The Bombay High Court recently stayed certain parts of the digital regulations saying coercive actions should not be taken by the government against the petitioners, a digital legal news publisher The Leaflet and a Mumbai-based journalist.
The petitions filed by digital news portal `The Leaflet’ and journalist Nikhil Wagle had claimed that the new regulations were ‘vague’, ‘draconian’, and bound to have a ‘chilling effect’ on the freedom of press and right to free speech guaranteed by the Constitution, a PTI report from Mumbai had stated earlier this month.
The Leaflet had argued earlier that the new rules were a brazen attempt to regulate online content. They go beyond the parameters set by the Information Technology Act and limits set under Article 19 of the Constitution, the petitioner had contended.
Interestingly, the Kerala High Court had given interim relief in a similar case to Live Law, digital publishers of legal news. The same court had directed the government or its agencies against taking any coercive action till the case is disposed of against members of News Broadcasters Association, an industry body made of news TV channels, over non-compliance of the IT Rules, as the news TV channels were seeking certain exemptions.
The federal government has requested the Supreme Court, also hearing a case relating to IT Rules or the digital regulations, to transfer all other cases in lower cases to itself with an aim to hear them together as all of them challenge the implementation of the new digital norms for varied reasons.
Digital regulations apart, MIB had also amended sometime back the Cable TV Networks (Regulation) Act mandating all TV channels to have certain officials like chief compliance officer and mandating TV channels be compulsorily part of a industry body that had self-regulatory organization attached to it.

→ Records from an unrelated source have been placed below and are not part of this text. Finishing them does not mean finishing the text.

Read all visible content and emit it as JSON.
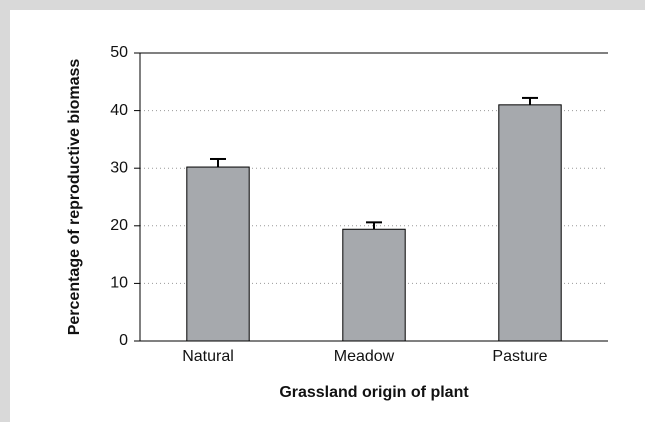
{
  "chart_data": {
    "type": "bar",
    "categories": [
      "Natural",
      "Meadow",
      "Pasture"
    ],
    "values": [
      30.2,
      19.4,
      41.0
    ],
    "errors": [
      1.4,
      1.2,
      1.2
    ],
    "color": "#a6a9ad",
    "xlabel": "Grassland origin of plant",
    "ylabel": "Percentage of reproductive biomass",
    "ylim": [
      0,
      50
    ],
    "yticks": [
      0,
      10,
      20,
      30,
      40,
      50
    ],
    "grid": true
  }
}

This provision has put in a quandary small and some foreign TV channels with limited resources and exposure in India. Being made to become a member of any industry organization (like the IBF, NBA, IAMAI or NBF) would put pressure on small TV channels, especially foreign ones, and add to their expenditure, which was avoidable, a foreign news channel with limited distribution in India opined.
Chandra and his team would have to navigate these regulatory challenges being faced by broadcasters in India, already under financial pressure in the aftermath of the pandemic and a sluggish economy.
Meanwhile, Hindustan Times few days back also reported that India’s federal government was mulling a single over-arching media law to encompass the print, TV and online businesses.
The idea was to have an umbrella law that will cover print, electronic and digital media, apart from cinema, HT reported quoting unnamed government officials.
“According to one of the officials, the new law will draw elements from the Cable Television Network Act, Cinematograph Act, Press Council Act, and the new digital media guidelines. The space is evolving,” the report stated basing its observations on feedback from people in the know.
The idea of such an omnibus media law could be traced back to the Communications Convergence Bill, introduced in Parliament by the then BJP-led government mid-2001. The Bill, red flagged at over 70 places by then policy-makers, lapsed with the dissolution of Parliament in January 2004. A BJP-led coalition has been in power in India since 2014.
While pointing out that the idea of a super media law was still in an early discussion stage, the HT report said Chandra’s predecessor Amit Khare did not respond to requests for comments.
With a background in labour and energy sectors — MIB’s new Secretary was helming the Labour Ministry before he was transferred to MIB — Chandra probably would have to hit the ground running as his plate seems full with to-do assignments.